Monday, July 27, 2015

New Children's building takes a holistic approach



The newest building at the Children's Hospital of Philadelphia will open its doors Monday, providing a state-of-the-art outpatient facility for the body and a roof garden for the soul.


The 12-story Buerger Center for Advanced Pediatric Care, the most expensive building project in Children's history, will cost $425 million, with an additional $175 million needed for equipment. The glass-lined building, streaked with primary colors, sits on Civic Center Boulevard, across the street and just south of the main hospital.

The center is designed to make care more efficient and convenient. A child with a skeletal injury can see an orthopedic surgeon, have X-rays, get casting, and visit the rehab center all on the same floor.

Among other features, the main lobby has a walking ramp with interactive displays that can double as a venue for physical therapy. Likewise, a rock-climbing wall rises on the fourth floor, continuing the designers' guiding principle of "Children in Motion."

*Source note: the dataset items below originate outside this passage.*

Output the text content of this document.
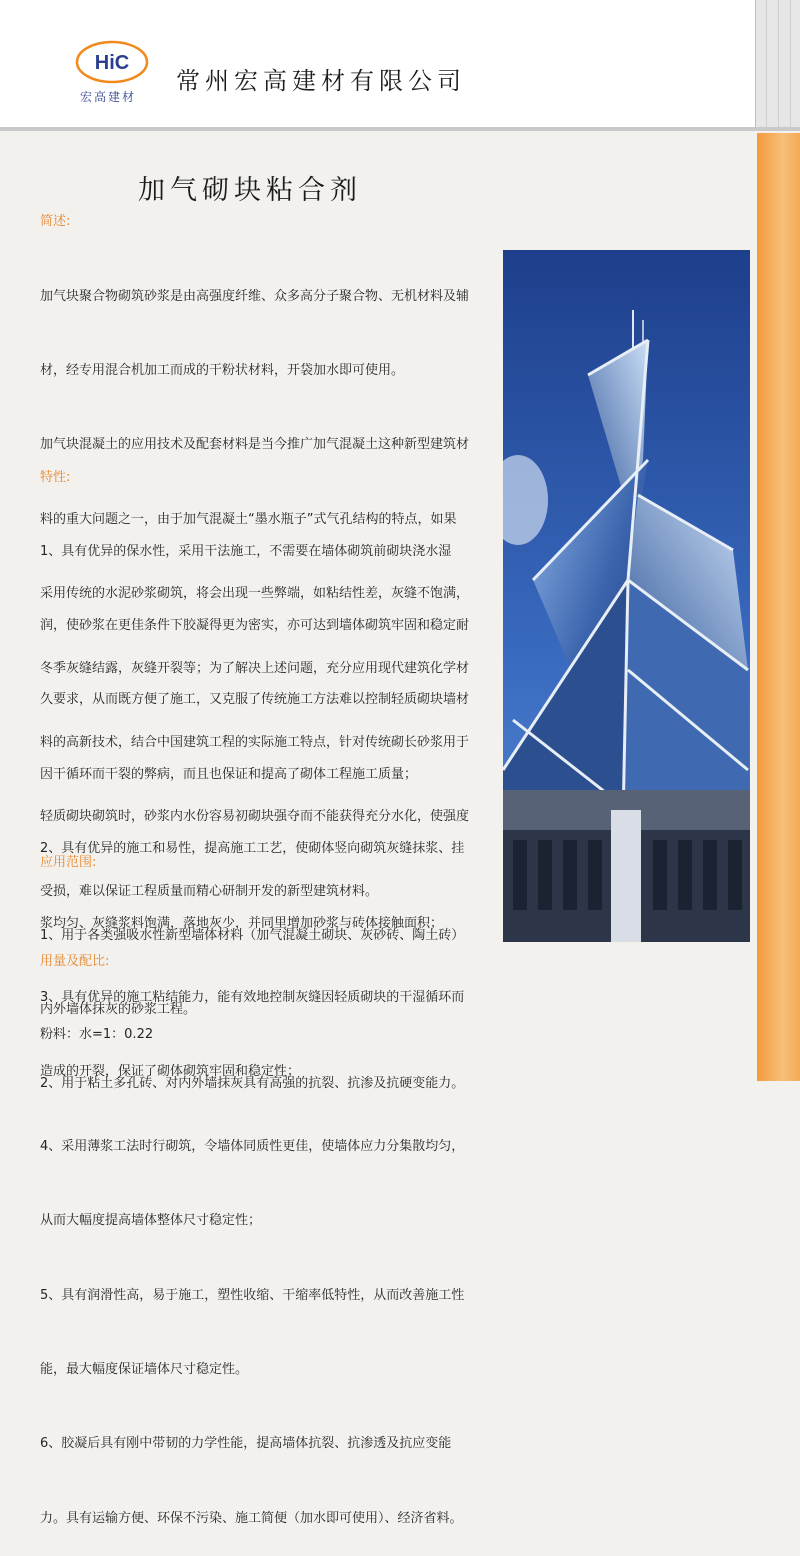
HiC
宏高建材
常州宏高建材有限公司
加气砌块粘合剂
简述:

加气块聚合物砌筑砂浆是由高强度纤维、众多高分子聚合物、无机材料及辅

材，经专用混合机加工而成的干粉状材料，开袋加水即可使用。

加气块混凝土的应用技术及配套材料是当今推广加气混凝土这种新型建筑材

料的重大问题之一，由于加气混凝土“墨水瓶子”式气孔结构的特点，如果

采用传统的水泥砂浆砌筑，将会出现一些弊端，如粘结性差，灰缝不饱满，

冬季灰缝结露，灰缝开裂等；为了解决上述问题，充分应用现代建筑化学材

料的高新技术，结合中国建筑工程的实际施工特点，针对传统砌长砂浆用于

轻质砌块砌筑时，砂浆内水份容易初砌块强夺而不能获得充分水化，使强度

受损，难以保证工程质量而精心研制开发的新型建筑材料。

特性:

1、具有优异的保水性，采用干法施工，不需要在墙体砌筑前砌块浇水湿

润，使砂浆在更佳条件下胶凝得更为密实，亦可达到墙体砌筑牢固和稳定耐

久要求，从而既方便了施工，又克服了传统施工方法难以控制轻质砌块墙材

因干循环而干裂的弊病，而且也保证和提高了砌体工程施工质量；

2、具有优异的施工和易性，提高施工工艺，使砌体竖向砌筑灰缝抹浆、挂

浆均匀、灰缝浆料饱满，落地灰少，并同里增加砂浆与砖体接触面积；

3、具有优异的施工粘结能力，能有效地控制灰缝因轻质砌块的干湿循环而

造成的开裂，保证了砌体砌筑牢固和稳定性；

4、采用薄浆工法时行砌筑，令墙体同质性更佳，使墙体应力分集散均匀，

从而大幅度提高墙体整体尺寸稳定性；

5、具有润滑性高，易于施工，塑性收缩、干缩率低特性，从而改善施工性

能，最大幅度保证墙体尺寸稳定性。

6、胶凝后具有刚中带韧的力学性能，提高墙体抗裂、抗渗透及抗应变能

力。具有运输方便、环保不污染、施工简便（加水即可使用）、经济省料。

应用范围:

1、用于各类强吸水性新型墙体材料（加气混凝土砌块、灰砂砖、陶土砖）

内外墙体抹灰的砂浆工程。

2、用于粘土多孔砖、对内外墙抹灰具有高强的抗裂、抗渗及抗硬变能力。

用量及配比:

粉料：水=1：0.22
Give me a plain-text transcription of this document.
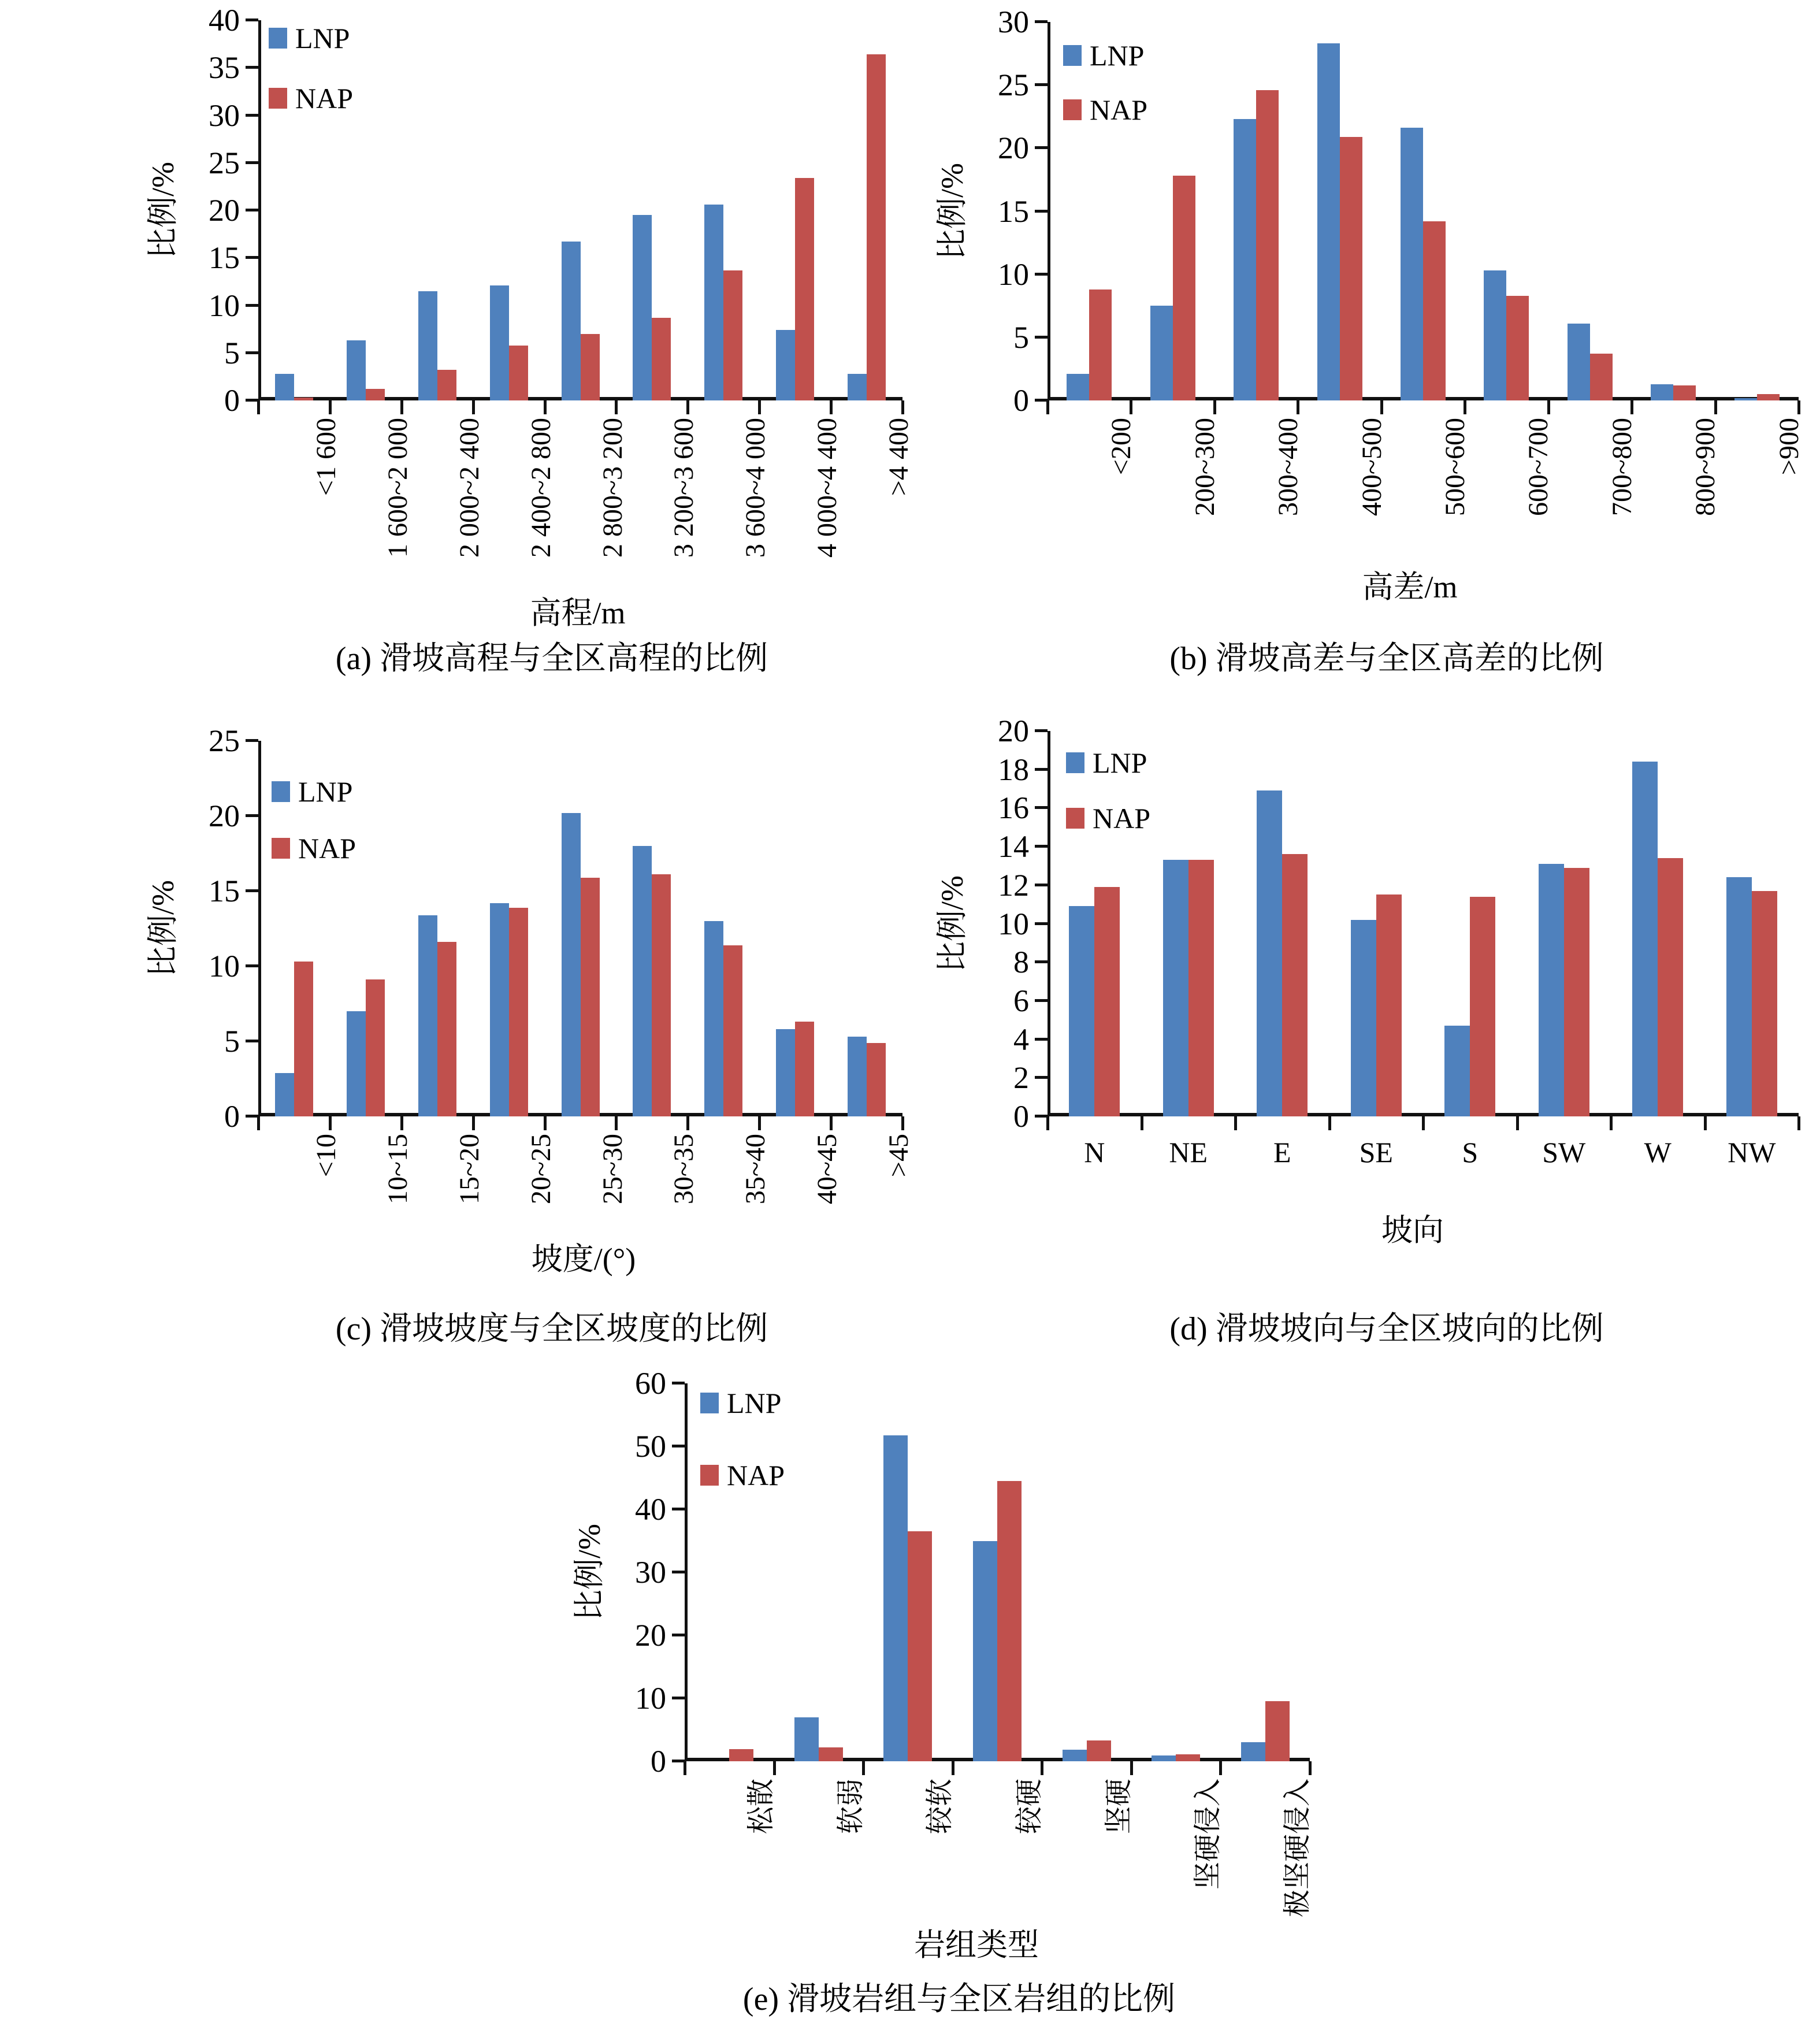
0
5
10
15
20
25
30
35
40
<1 600 1 600~2 000 2 000~2 400 2 400~2 800 2 800~3 200 3 200~3 600 3 600~4 000 4 000~4 400 >4 400
比例/%
高程/m
(a) 滑坡高程与全区高程的比例
LNP
NAP
0
5
10
15
20
25
30
<200 200~300 300~400 400~500 500~600 600~700 700~800 800~900 >900
比例/%
高差/m
(b) 滑坡高差与全区高差的比例
LNP
NAP
0
5
10
15
20
25
<10 10~15 15~20 20~25 25~30 30~35 35~40 40~45 >45
比例/%
坡度/(°)
(c) 滑坡坡度与全区坡度的比例
LNP
NAP
0
2
4
6
8
10
12
14
16
18
20
N NE E SE S SW W NW
比例/%
坡向
(d) 滑坡坡向与全区坡向的比例
LNP
NAP
0
10
20
30
40
50
60
松散 软弱 较软 较硬 坚硬 坚硬侵入 极坚硬侵入
比例/%
岩组类型
(e) 滑坡岩组与全区岩组的比例
LNP
NAP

The project was financed by a $50 million gift from the family of Alan Buerger, founder of the Coventry life insurance company. The project was also funded through a Kickstarter campaign that raised $94.5 million, a $200 million bond issue, hospital reserves, and other gifts.

In many ways, the jewel of the new building is a 14,000-square-foot roof garden on the sixth floor, the largest of its kind and a first at an outpatient facility, said lead architect Diane Osan of FKP Architects in Houston.

The garden will provide a relatively new kind of care - horticultural therapy - which engages patients in plant-based activities, guided by a trained therapist. It can offer relief from physical and cognitive impairments, reduce stress, and inspire hope.

The garden will be surprisingly local, with a water feature shaped like the Schuylkill and plants laid out to reflect the city's block grid system.

"A child can come and see 12 to 16 different providers in one visit," noted Osan. "There will be inevitable pauses in the care journey where patients have to wait."

Providing diversions for those moments is one goal. Gwenn Fried, the manager of horticultural therapy services at NYU's rehabilitation institute, said that a garden can give patients and families an inspiring way to wait.

The walkways can be used for physical therapy. "For a patient that is relearning to walk, every texture that they encounter [on foot] in an urban environment is a new challenge to them," Osan said.

So the garden has different surfaces for the children to practice on, from concrete steps to those that mimic a city curb, to a running path that cuts through the middle of the garden.

Gary Wangler, who directs the horticultural therapy program at St. Louis Children's Hospital, suggested a less obvious role for gardens. They can help engage and support siblings who feel ignored.

Fried said these outdoor spaces can expose urban kids to nature.

Tending to plants can also encourage children to think that they too can survive and grow, Fried said.

"The kids wonder, 'What will this seed look like in the future?' " she said. "It's very symbolic and connective for them."

She added: "Working outside with nature is normalizing. No one expects to find this in a hospital."